If his name was Mr. Beast, it was likely that he would be massive. In 2021, the 23-year-old’s videos were seen 10 billion times, earning him more money than any other YouTuber.

MrBeast has made history by being the highest-paid creative on YouTube, and he is moving toward becoming one of the highest-paid artists in the world. 

In 2021, YouTuber earnings will reach a record-breaking $300 million. The main driver of the gain is probably a rise in YouTube views and ad revenue.

So, to get as rich as them, do you need to learn how to win at blackjack? Do you perhaps need to open your channel? Find out what the top 5 YouTubers have done so far.

1. Mr. Beast (Jimmy Donaldson) – $54,000,000 

Due to the increase in clientele, his income in 2021 is about twice as large as it was in 2020. One of the most important businesses of 2021 is MrBeast Burger, an app and menu that connects clients with 1,600 partner restaurants around the nation that serve burgers bearing the MrBeast name. 

Before his 90 million subscribers on YouTube, MrBeast advertises the burgers. He split the takeaway sales equally with the restaurants. According to reports, the company has reportedly sold more than 5 million sandwiches to date. 

2. Jake Paul – $45,000,000

Paul's return to our list is primarily a result of the $21.5 million he earned last year. He engaged in three high-profile MMA fights in 2017 against Tyron Woodley and Ben Askren.

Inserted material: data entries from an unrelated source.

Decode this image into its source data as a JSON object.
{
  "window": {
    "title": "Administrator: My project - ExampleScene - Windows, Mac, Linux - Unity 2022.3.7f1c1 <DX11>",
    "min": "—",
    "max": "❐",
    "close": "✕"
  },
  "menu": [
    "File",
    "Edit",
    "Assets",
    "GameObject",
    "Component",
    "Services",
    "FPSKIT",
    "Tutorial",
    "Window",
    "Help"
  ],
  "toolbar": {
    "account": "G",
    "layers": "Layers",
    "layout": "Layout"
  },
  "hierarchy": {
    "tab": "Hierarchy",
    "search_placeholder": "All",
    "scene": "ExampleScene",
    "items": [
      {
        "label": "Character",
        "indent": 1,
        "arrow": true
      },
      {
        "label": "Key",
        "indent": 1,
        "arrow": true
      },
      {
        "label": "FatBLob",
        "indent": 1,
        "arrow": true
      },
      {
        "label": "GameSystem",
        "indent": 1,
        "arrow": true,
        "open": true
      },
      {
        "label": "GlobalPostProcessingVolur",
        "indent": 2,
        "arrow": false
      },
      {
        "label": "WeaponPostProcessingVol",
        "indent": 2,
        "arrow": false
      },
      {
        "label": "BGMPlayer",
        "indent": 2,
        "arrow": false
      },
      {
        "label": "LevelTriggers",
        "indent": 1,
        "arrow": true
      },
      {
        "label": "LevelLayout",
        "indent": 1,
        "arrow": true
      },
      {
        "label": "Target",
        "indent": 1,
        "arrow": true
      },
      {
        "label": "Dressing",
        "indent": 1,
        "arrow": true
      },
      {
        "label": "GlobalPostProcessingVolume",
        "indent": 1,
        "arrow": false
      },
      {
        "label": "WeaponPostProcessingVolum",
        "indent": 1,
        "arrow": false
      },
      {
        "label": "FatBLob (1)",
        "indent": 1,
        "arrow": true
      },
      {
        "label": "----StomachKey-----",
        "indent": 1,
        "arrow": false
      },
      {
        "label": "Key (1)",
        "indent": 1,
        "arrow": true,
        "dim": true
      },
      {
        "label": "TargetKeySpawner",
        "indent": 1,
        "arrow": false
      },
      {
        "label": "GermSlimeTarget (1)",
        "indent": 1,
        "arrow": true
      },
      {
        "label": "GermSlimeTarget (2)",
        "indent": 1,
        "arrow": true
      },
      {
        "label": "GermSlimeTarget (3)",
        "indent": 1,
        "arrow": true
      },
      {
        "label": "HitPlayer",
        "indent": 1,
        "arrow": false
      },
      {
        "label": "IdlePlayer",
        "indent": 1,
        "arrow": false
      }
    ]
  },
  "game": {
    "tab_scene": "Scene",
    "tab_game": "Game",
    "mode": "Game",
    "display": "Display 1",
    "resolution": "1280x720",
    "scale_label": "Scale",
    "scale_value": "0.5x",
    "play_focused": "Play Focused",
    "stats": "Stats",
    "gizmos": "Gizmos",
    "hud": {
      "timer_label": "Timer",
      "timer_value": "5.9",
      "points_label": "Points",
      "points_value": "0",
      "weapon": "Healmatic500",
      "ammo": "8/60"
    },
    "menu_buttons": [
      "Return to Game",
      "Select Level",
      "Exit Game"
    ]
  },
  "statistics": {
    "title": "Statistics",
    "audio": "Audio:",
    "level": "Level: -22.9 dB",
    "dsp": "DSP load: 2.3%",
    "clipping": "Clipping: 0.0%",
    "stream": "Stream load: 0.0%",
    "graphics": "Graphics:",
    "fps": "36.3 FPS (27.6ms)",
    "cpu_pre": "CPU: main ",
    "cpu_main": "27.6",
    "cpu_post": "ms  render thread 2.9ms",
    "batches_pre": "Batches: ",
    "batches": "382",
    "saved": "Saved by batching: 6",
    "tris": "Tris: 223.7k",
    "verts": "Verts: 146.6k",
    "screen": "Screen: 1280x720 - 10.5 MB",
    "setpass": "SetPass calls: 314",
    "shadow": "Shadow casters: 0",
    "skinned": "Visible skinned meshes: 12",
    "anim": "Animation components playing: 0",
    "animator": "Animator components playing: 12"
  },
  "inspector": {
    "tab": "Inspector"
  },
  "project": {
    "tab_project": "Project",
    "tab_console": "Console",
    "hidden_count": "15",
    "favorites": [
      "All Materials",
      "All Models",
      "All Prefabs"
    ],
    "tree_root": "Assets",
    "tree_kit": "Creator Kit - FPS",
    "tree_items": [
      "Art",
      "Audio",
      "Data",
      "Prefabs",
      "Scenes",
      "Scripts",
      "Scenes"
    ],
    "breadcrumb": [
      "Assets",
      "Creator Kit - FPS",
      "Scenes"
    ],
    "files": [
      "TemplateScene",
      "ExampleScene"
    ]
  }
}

Yes, Paul won the top prize in each category. 

Paul has always been the kind to stir things up, making him a great candidate for a boxing career, a sport with no shortage of controversial individuals. 

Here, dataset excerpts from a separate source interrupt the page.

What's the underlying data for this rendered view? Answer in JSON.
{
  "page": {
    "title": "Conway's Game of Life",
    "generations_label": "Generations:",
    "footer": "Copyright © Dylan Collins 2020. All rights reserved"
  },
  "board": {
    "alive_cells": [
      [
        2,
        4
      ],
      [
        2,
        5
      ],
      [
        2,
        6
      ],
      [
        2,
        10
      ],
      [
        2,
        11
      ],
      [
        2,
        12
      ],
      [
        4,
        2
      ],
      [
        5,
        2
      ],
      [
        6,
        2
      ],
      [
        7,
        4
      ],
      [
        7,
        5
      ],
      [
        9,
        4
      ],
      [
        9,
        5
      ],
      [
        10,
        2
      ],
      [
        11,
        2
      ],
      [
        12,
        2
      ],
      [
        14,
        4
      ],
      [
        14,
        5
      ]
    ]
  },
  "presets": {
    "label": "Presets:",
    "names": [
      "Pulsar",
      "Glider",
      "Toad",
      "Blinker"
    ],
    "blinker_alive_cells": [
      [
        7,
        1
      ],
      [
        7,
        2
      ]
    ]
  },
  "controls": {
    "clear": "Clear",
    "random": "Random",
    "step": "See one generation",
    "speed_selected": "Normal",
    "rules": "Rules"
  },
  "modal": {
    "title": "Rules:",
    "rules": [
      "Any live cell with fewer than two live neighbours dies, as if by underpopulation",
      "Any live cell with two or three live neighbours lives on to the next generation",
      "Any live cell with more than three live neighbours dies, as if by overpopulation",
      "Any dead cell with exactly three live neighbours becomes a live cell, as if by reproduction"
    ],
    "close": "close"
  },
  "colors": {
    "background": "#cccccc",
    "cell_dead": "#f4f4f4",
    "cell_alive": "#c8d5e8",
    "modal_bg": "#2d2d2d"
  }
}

Before he made a film in December 2017 at a suicide hotspot in a Japanese forest, Logan was well-known on YouTube. 

It upset them that many of their supporters were insulted and that it was in poor taste. As a result, the amount owed to the creators increased as YouTube's ad income decreased.

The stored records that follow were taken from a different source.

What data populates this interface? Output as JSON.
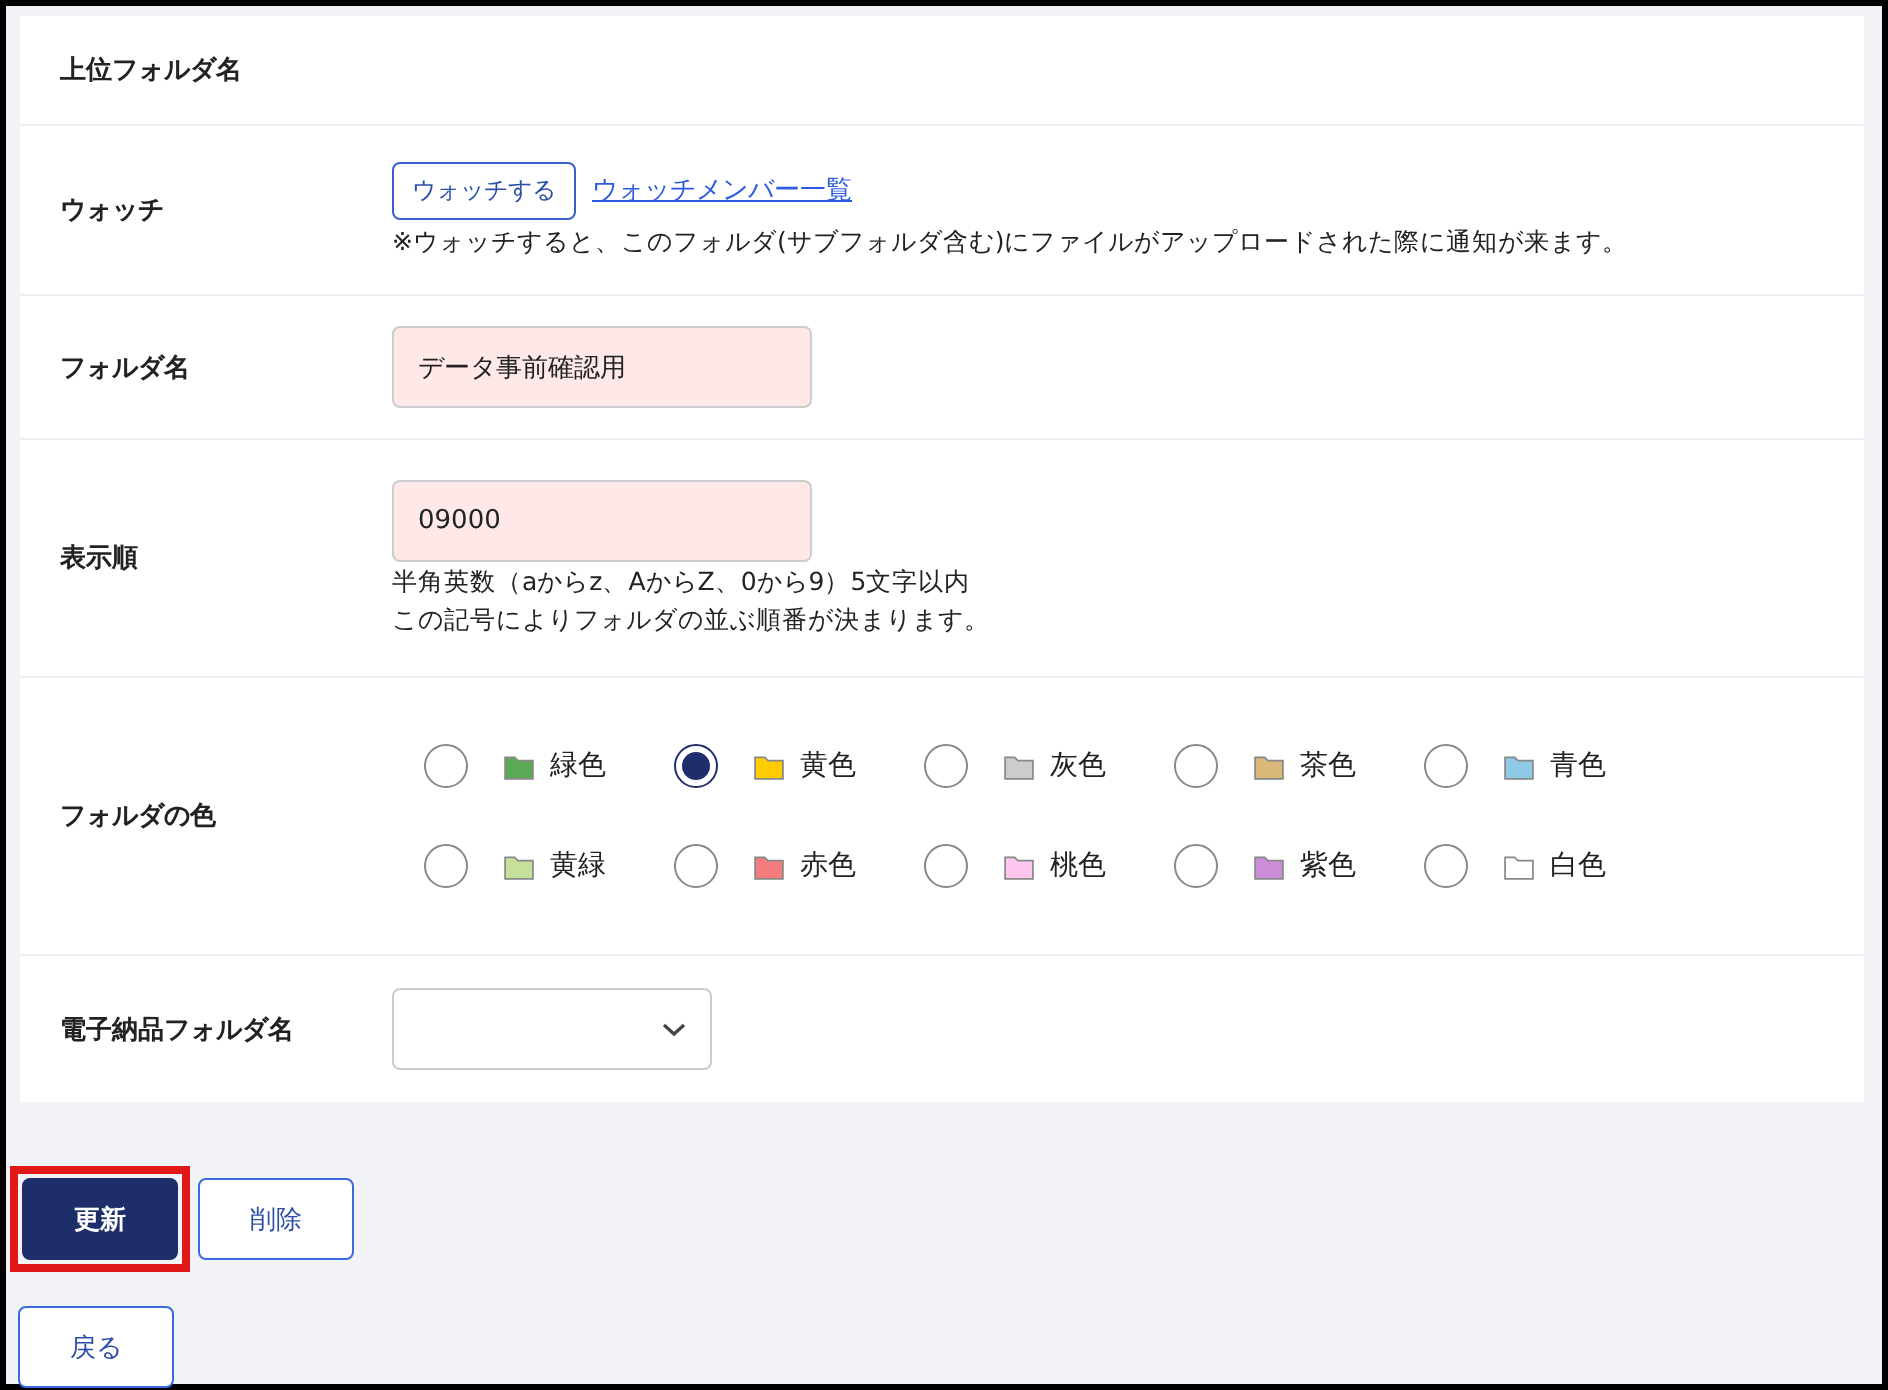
{
  "form": {
    "rows": [
      {
        "kind": "empty",
        "label": "上位フォルダ名"
      },
      {
        "kind": "watch",
        "label": "ウォッチ",
        "button": "ウォッチする",
        "link": "ウォッチメンバー一覧",
        "note": "※ウォッチすると、このフォルダ(サブフォルダ含む)にファイルがアップロードされた際に通知が来ます。"
      },
      {
        "kind": "text",
        "label": "フォルダ名",
        "value": "データ事前確認用",
        "invalid": true
      },
      {
        "kind": "text",
        "label": "表示順",
        "value": "09000",
        "invalid": true,
        "hints": [
          "半角英数（aからz、AからZ、0から9）5文字以内",
          "この記号によりフォルダの並ぶ順番が決まります。"
        ]
      },
      {
        "kind": "colors",
        "label": "フォルダの色",
        "options": [
          {
            "label": "緑色",
            "color": "#5aaa55",
            "selected": false
          },
          {
            "label": "黄色",
            "color": "#ffcc00",
            "selected": true
          },
          {
            "label": "灰色",
            "color": "#cccccc",
            "selected": false
          },
          {
            "label": "茶色",
            "color": "#d9b87a",
            "selected": false
          },
          {
            "label": "青色",
            "color": "#8ec9e6",
            "selected": false
          },
          {
            "label": "黄緑",
            "color": "#c5e09a",
            "selected": false
          },
          {
            "label": "赤色",
            "color": "#f47c7c",
            "selected": false
          },
          {
            "label": "桃色",
            "color": "#ffc6f0",
            "selected": false
          },
          {
            "label": "紫色",
            "color": "#cc8ed9",
            "selected": false
          },
          {
            "label": "白色",
            "color": "#ffffff",
            "selected": false
          }
        ]
      },
      {
        "kind": "select",
        "label": "電子納品フォルダ名"
      }
    ]
  },
  "actions": [
    {
      "label": "更新",
      "kind": "primary",
      "highlighted": true
    },
    {
      "label": "削除",
      "kind": "secondary",
      "highlighted": false
    },
    {
      "label": "戻る",
      "kind": "secondary",
      "highlighted": false
    }
  ]
}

Jake's boxing career, which now provides for around 90% of his earnings, has caused him to reduce the frequency with which he posts on YouTube now that they can make money from advertisements again. 

3. Markiplier – $38,000,000

As a rare example of a social media celebrity, Markiplier can turn his fame into actual cash. Products based on his Unus Annus series have been so successful that his income has doubled since we last reported on him. 

Early in 2019, after the two collaborated on the videos, they were taken down from YouTuber Ethan Nestor's Darling channel. Markiplier hopes that a career in reality TV will help him find a new identity. 

After turning his 2019 podcast adaptation of the post-apocalyptic thriller The Edge of Sleep into a 2021 television series, he came up with the latter idea. He hopes to pitch the show concept to a streaming provider like Netflix or Hulu later this year. 

Due mainly to his videos in which he plays terrifying games like Five Nights at Freddy's, Markiplier is a popular YouTuber (31 million followers).

4. Rhett and Link – $30,000,000

Viewership and revenue for the duo's daily vlog have soared thanks to the success of their numerous offshoots and brand extensions. One of the better shows is Mythical Kitchen, hosted by Josh Scherer, in which he prepares mythical dishes. 

The show has gained 1.8 million dedicated viewers in only two years. Mythical Accelerator, a $5 million fund, aims to finance up-and-coming YouTube stars. 

A settlement was reached in 2021, with Jarvis Johnson receiving compensation lost to time. 

Even more so, they turned down a fan's request to reschedule their October family-friendly event in favor of an R-rated live webcast for which they sold as many as 70,000 tickets for as much as $50 each. 

5. Unspeakable – $28,500,000

Given how pervasive the pixelated video game Minecraft has become among today's youth, Unspeakable feels compelled to address the phenomenon. 

More than 20 million people subscribe to his four YouTube channels, where he posts gameplay videos of games like Minecraft and others. 

Authentic alligators were included in the original film, with a room full of them. Eleven years ago, he began using his name, Nathan Graham, to submit videos to YouTube. 

It's unspeakable, yet it's sold. Spotter bought a bunch of YouTube movies last year, hoping the sudden influx of cash would propel the firm forward more quickly than waiting for the movies to start bringing in money from ads. 

Spotter, one of the leading independent YouTube video makers, has made arrangements with Unspeakable and other channels. 

With the help of funding from industry peers, we were able to host the international premiere of Unspeakable in New York.